Error when running tensor.to(device) in dataset.__getitem__()

Hello,

I am currently working on a 3D video processing program, and I have encountered some performance issues while using the PyTorch dataset and data loader. After conducting some benchmarking, I found that a significant amount of time is spent waiting on img.to(device) in the main loop. To speed up the processing, I experimented with offloading the img.to(device) work onto dataset.__get_item__.

This approach seemed to work well, as I observed a nice speed improvement. However, I frequently encountered the CUDA error: mapping of buffer object failed error during processing, which I have been unable to debug.

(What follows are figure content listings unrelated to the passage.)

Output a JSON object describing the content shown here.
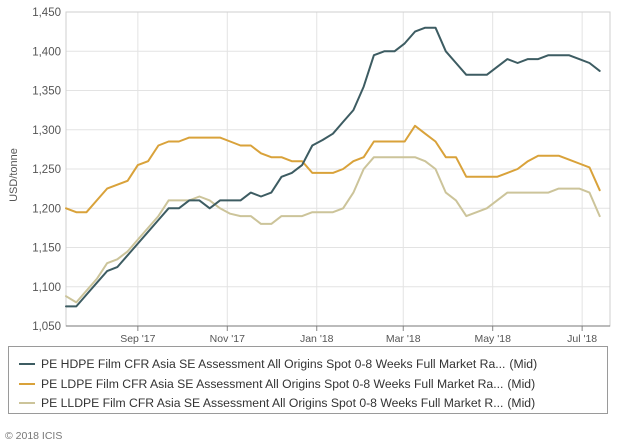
{
  "chart_data": {
    "type": "line",
    "ylabel": "USD/tonne",
    "ylim": [
      1050,
      1450
    ],
    "yticks": [
      1050,
      1100,
      1150,
      1200,
      1250,
      1300,
      1350,
      1400,
      1450
    ],
    "ytick_labels": [
      "1,050",
      "1,100",
      "1,150",
      "1,200",
      "1,250",
      "1,300",
      "1,350",
      "1,400",
      "1,450"
    ],
    "x_range": [
      "2017-07-14",
      "2018-07-20"
    ],
    "xticks": [
      {
        "date": "2017-09-01",
        "label": "Sep '17"
      },
      {
        "date": "2017-11-01",
        "label": "Nov '17"
      },
      {
        "date": "2018-01-01",
        "label": "Jan '18"
      },
      {
        "date": "2018-03-01",
        "label": "Mar '18"
      },
      {
        "date": "2018-05-01",
        "label": "May '18"
      },
      {
        "date": "2018-07-01",
        "label": "Jul '18"
      }
    ],
    "grid": true,
    "legend_position": "bottom",
    "series": [
      {
        "name": "PE HDPE Film CFR Asia SE Assessment All Origins Spot 0-8 Weeks Full Market Ra...",
        "suffix": "(Mid)",
        "color": "#3d5c62",
        "points": [
          [
            "2017-07-14",
            1075
          ],
          [
            "2017-07-21",
            1075
          ],
          [
            "2017-07-28",
            1090
          ],
          [
            "2017-08-04",
            1105
          ],
          [
            "2017-08-11",
            1120
          ],
          [
            "2017-08-18",
            1125
          ],
          [
            "2017-08-25",
            1140
          ],
          [
            "2017-09-01",
            1155
          ],
          [
            "2017-09-08",
            1170
          ],
          [
            "2017-09-15",
            1185
          ],
          [
            "2017-09-22",
            1200
          ],
          [
            "2017-09-29",
            1200
          ],
          [
            "2017-10-06",
            1210
          ],
          [
            "2017-10-13",
            1210
          ],
          [
            "2017-10-20",
            1200
          ],
          [
            "2017-10-27",
            1210
          ],
          [
            "2017-11-03",
            1210
          ],
          [
            "2017-11-10",
            1210
          ],
          [
            "2017-11-17",
            1220
          ],
          [
            "2017-11-24",
            1215
          ],
          [
            "2017-12-01",
            1220
          ],
          [
            "2017-12-08",
            1240
          ],
          [
            "2017-12-15",
            1245
          ],
          [
            "2017-12-22",
            1255
          ],
          [
            "2017-12-29",
            1280
          ],
          [
            "2018-01-05",
            1287
          ],
          [
            "2018-01-12",
            1295
          ],
          [
            "2018-01-19",
            1310
          ],
          [
            "2018-01-26",
            1325
          ],
          [
            "2018-02-02",
            1355
          ],
          [
            "2018-02-09",
            1395
          ],
          [
            "2018-02-16",
            1400
          ],
          [
            "2018-02-23",
            1400
          ],
          [
            "2018-03-02",
            1410
          ],
          [
            "2018-03-09",
            1425
          ],
          [
            "2018-03-16",
            1430
          ],
          [
            "2018-03-23",
            1430
          ],
          [
            "2018-03-30",
            1400
          ],
          [
            "2018-04-06",
            1385
          ],
          [
            "2018-04-13",
            1370
          ],
          [
            "2018-04-20",
            1370
          ],
          [
            "2018-04-27",
            1370
          ],
          [
            "2018-05-04",
            1380
          ],
          [
            "2018-05-11",
            1390
          ],
          [
            "2018-05-18",
            1385
          ],
          [
            "2018-05-25",
            1390
          ],
          [
            "2018-06-01",
            1390
          ],
          [
            "2018-06-08",
            1395
          ],
          [
            "2018-06-15",
            1395
          ],
          [
            "2018-06-22",
            1395
          ],
          [
            "2018-06-29",
            1390
          ],
          [
            "2018-07-06",
            1385
          ],
          [
            "2018-07-13",
            1375
          ]
        ]
      },
      {
        "name": "PE LDPE Film CFR Asia SE Assessment All Origins Spot 0-8 Weeks Full Market Ra...",
        "suffix": "(Mid)",
        "color": "#d9a23a",
        "points": [
          [
            "2017-07-14",
            1200
          ],
          [
            "2017-07-21",
            1195
          ],
          [
            "2017-07-28",
            1195
          ],
          [
            "2017-08-04",
            1210
          ],
          [
            "2017-08-11",
            1225
          ],
          [
            "2017-08-18",
            1230
          ],
          [
            "2017-08-25",
            1235
          ],
          [
            "2017-09-01",
            1255
          ],
          [
            "2017-09-08",
            1260
          ],
          [
            "2017-09-15",
            1280
          ],
          [
            "2017-09-22",
            1285
          ],
          [
            "2017-09-29",
            1285
          ],
          [
            "2017-10-06",
            1290
          ],
          [
            "2017-10-13",
            1290
          ],
          [
            "2017-10-20",
            1290
          ],
          [
            "2017-10-27",
            1290
          ],
          [
            "2017-11-03",
            1285
          ],
          [
            "2017-11-10",
            1280
          ],
          [
            "2017-11-17",
            1280
          ],
          [
            "2017-11-24",
            1270
          ],
          [
            "2017-12-01",
            1265
          ],
          [
            "2017-12-08",
            1265
          ],
          [
            "2017-12-15",
            1260
          ],
          [
            "2017-12-22",
            1260
          ],
          [
            "2017-12-29",
            1245
          ],
          [
            "2018-01-05",
            1245
          ],
          [
            "2018-01-12",
            1245
          ],
          [
            "2018-01-19",
            1250
          ],
          [
            "2018-01-26",
            1260
          ],
          [
            "2018-02-02",
            1265
          ],
          [
            "2018-02-09",
            1285
          ],
          [
            "2018-02-16",
            1285
          ],
          [
            "2018-02-23",
            1285
          ],
          [
            "2018-03-02",
            1285
          ],
          [
            "2018-03-09",
            1305
          ],
          [
            "2018-03-16",
            1295
          ],
          [
            "2018-03-23",
            1285
          ],
          [
            "2018-03-30",
            1265
          ],
          [
            "2018-04-06",
            1265
          ],
          [
            "2018-04-13",
            1240
          ],
          [
            "2018-04-20",
            1240
          ],
          [
            "2018-04-27",
            1240
          ],
          [
            "2018-05-04",
            1240
          ],
          [
            "2018-05-11",
            1245
          ],
          [
            "2018-05-18",
            1250
          ],
          [
            "2018-05-25",
            1260
          ],
          [
            "2018-06-01",
            1267
          ],
          [
            "2018-06-08",
            1267
          ],
          [
            "2018-06-15",
            1267
          ],
          [
            "2018-06-22",
            1262
          ],
          [
            "2018-06-29",
            1257
          ],
          [
            "2018-07-06",
            1252
          ],
          [
            "2018-07-13",
            1223
          ]
        ]
      },
      {
        "name": "PE LLDPE Film CFR Asia SE Assessment All Origins Spot 0-8 Weeks Full Market R...",
        "suffix": "(Mid)",
        "color": "#ccc49a",
        "points": [
          [
            "2017-07-14",
            1088
          ],
          [
            "2017-07-21",
            1080
          ],
          [
            "2017-07-28",
            1095
          ],
          [
            "2017-08-04",
            1110
          ],
          [
            "2017-08-11",
            1130
          ],
          [
            "2017-08-18",
            1135
          ],
          [
            "2017-08-25",
            1145
          ],
          [
            "2017-09-01",
            1160
          ],
          [
            "2017-09-08",
            1175
          ],
          [
            "2017-09-15",
            1190
          ],
          [
            "2017-09-22",
            1210
          ],
          [
            "2017-09-29",
            1210
          ],
          [
            "2017-10-06",
            1210
          ],
          [
            "2017-10-13",
            1215
          ],
          [
            "2017-10-20",
            1210
          ],
          [
            "2017-10-27",
            1200
          ],
          [
            "2017-11-03",
            1193
          ],
          [
            "2017-11-10",
            1190
          ],
          [
            "2017-11-17",
            1190
          ],
          [
            "2017-11-24",
            1180
          ],
          [
            "2017-12-01",
            1180
          ],
          [
            "2017-12-08",
            1190
          ],
          [
            "2017-12-15",
            1190
          ],
          [
            "2017-12-22",
            1190
          ],
          [
            "2017-12-29",
            1195
          ],
          [
            "2018-01-05",
            1195
          ],
          [
            "2018-01-12",
            1195
          ],
          [
            "2018-01-19",
            1200
          ],
          [
            "2018-01-26",
            1220
          ],
          [
            "2018-02-02",
            1250
          ],
          [
            "2018-02-09",
            1265
          ],
          [
            "2018-02-16",
            1265
          ],
          [
            "2018-02-23",
            1265
          ],
          [
            "2018-03-02",
            1265
          ],
          [
            "2018-03-09",
            1265
          ],
          [
            "2018-03-16",
            1260
          ],
          [
            "2018-03-23",
            1250
          ],
          [
            "2018-03-30",
            1220
          ],
          [
            "2018-04-06",
            1210
          ],
          [
            "2018-04-13",
            1190
          ],
          [
            "2018-04-20",
            1195
          ],
          [
            "2018-04-27",
            1200
          ],
          [
            "2018-05-04",
            1210
          ],
          [
            "2018-05-11",
            1220
          ],
          [
            "2018-05-18",
            1220
          ],
          [
            "2018-05-25",
            1220
          ],
          [
            "2018-06-01",
            1220
          ],
          [
            "2018-06-08",
            1220
          ],
          [
            "2018-06-15",
            1225
          ],
          [
            "2018-06-22",
            1225
          ],
          [
            "2018-06-29",
            1225
          ],
          [
            "2018-07-06",
            1220
          ],
          [
            "2018-07-13",
            1190
          ]
        ]
      }
    ]
  },
  "footer": {
    "copyright": "© 2018 ICIS"
  }
}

Here’s a code snippet of what I was trying to do:

class FrameDepthFloDataset(Dataset):
    def __init__(self, src_in_files, depth_dir, device):
        self.img_files = sorted(src_in_files)
        self.depth_files = sorted(list(glob.iglob(depth_dir+'/*')))
        self.device = device


    def __getitem__(self, index):
        img_file = self.img_files[index]
        depth_file = self.depth_files[index]
        depth = load_torch_gray_img(depth_file)
        img = load_torch_image(img_file)
        depth = depth.to(self.device) # Here move data to GPU before returning
        img = img.to(self.device) # Here move data to GPU before returning
        return {'img_file': img_file, 'img': img, 'depth':depth}

    def __len__(self):
        return len(self.img_files)

And exception:

Traceback (most recent call last):
  File "C:\Program Files\WindowsApps\PythonSoftwareFoundation.Python.3.9_3.9.3568.0_x64__qbz5n2kfra8p0\lib\multiprocessing\queues.py", line 244, in _feed
    obj = _ForkingPickler.dumps(obj)
  File "C:\Program Files\WindowsApps\PythonSoftwareFoundation.Python.3.9_3.9.3568.0_x64__qbz5n2kfra8p0\lib\multiprocessing\reduction.py", line 51, in dumps
    cls(buf, protocol).dump(obj)
  File "C:\Users\richa\AppData\Local\Packages\PythonSoftwareFoundation.Python.3.9_qbz5n2kfra8p0\LocalCache\Local\pypoetry\Cache\virtualenvs\3dengine-4gtTLmD6-py3.9\lib\site-packages\torch\multiprocessing\reductions.py", line 261, in reduce_tensor
    event_sync_required) = storage._share_cuda_()
  File "C:\Users\richa\AppData\Local\Packages\PythonSoftwareFoundation.Python.3.9_qbz5n2kfra8p0\LocalCache\Local\pypoetry\Cache\virtualenvs\3dengine-4gtTLmD6-py3.9\lib\site-packages\torch\storage.py", line 920, in _share_cuda_
    return self._untyped_storage._share_cuda_(*args, **kwargs)
RuntimeError: CUDA error: mapping of buffer object failed
CUDA kernel errors might be asynchronously reported at some other API call, so the stacktrace below might be incorrect.
For debugging consider passing CUDA_LAUNCH_BLOCKING=1.
Compile with `TORCH_USE_CUDA_DSA` to enable device-side assertions.

The data loader is configured with batch_size=1 and num_workers=4. Unfortunately, running with CUDA_LAUNCH_BLOCKING=1 showed the same error.

I would like to ask for help with troubleshooting this issue. I could not reason what CUDA error: mapping of buffer object failed means and why this error did not happen deterministically. Is it legitimate to load data onto the GPU within the data loader? My program is running on Windows 10 with PyTorch 2.0 and CUDA 11.8.

Thank you very much. Any help is greatly appreciated!

1 Like

Same Issue for a different Context. Do you define number of workers anywhere?

Yes, I used num_workers=4 for data loader. I have to use extra workers to load data efficiently.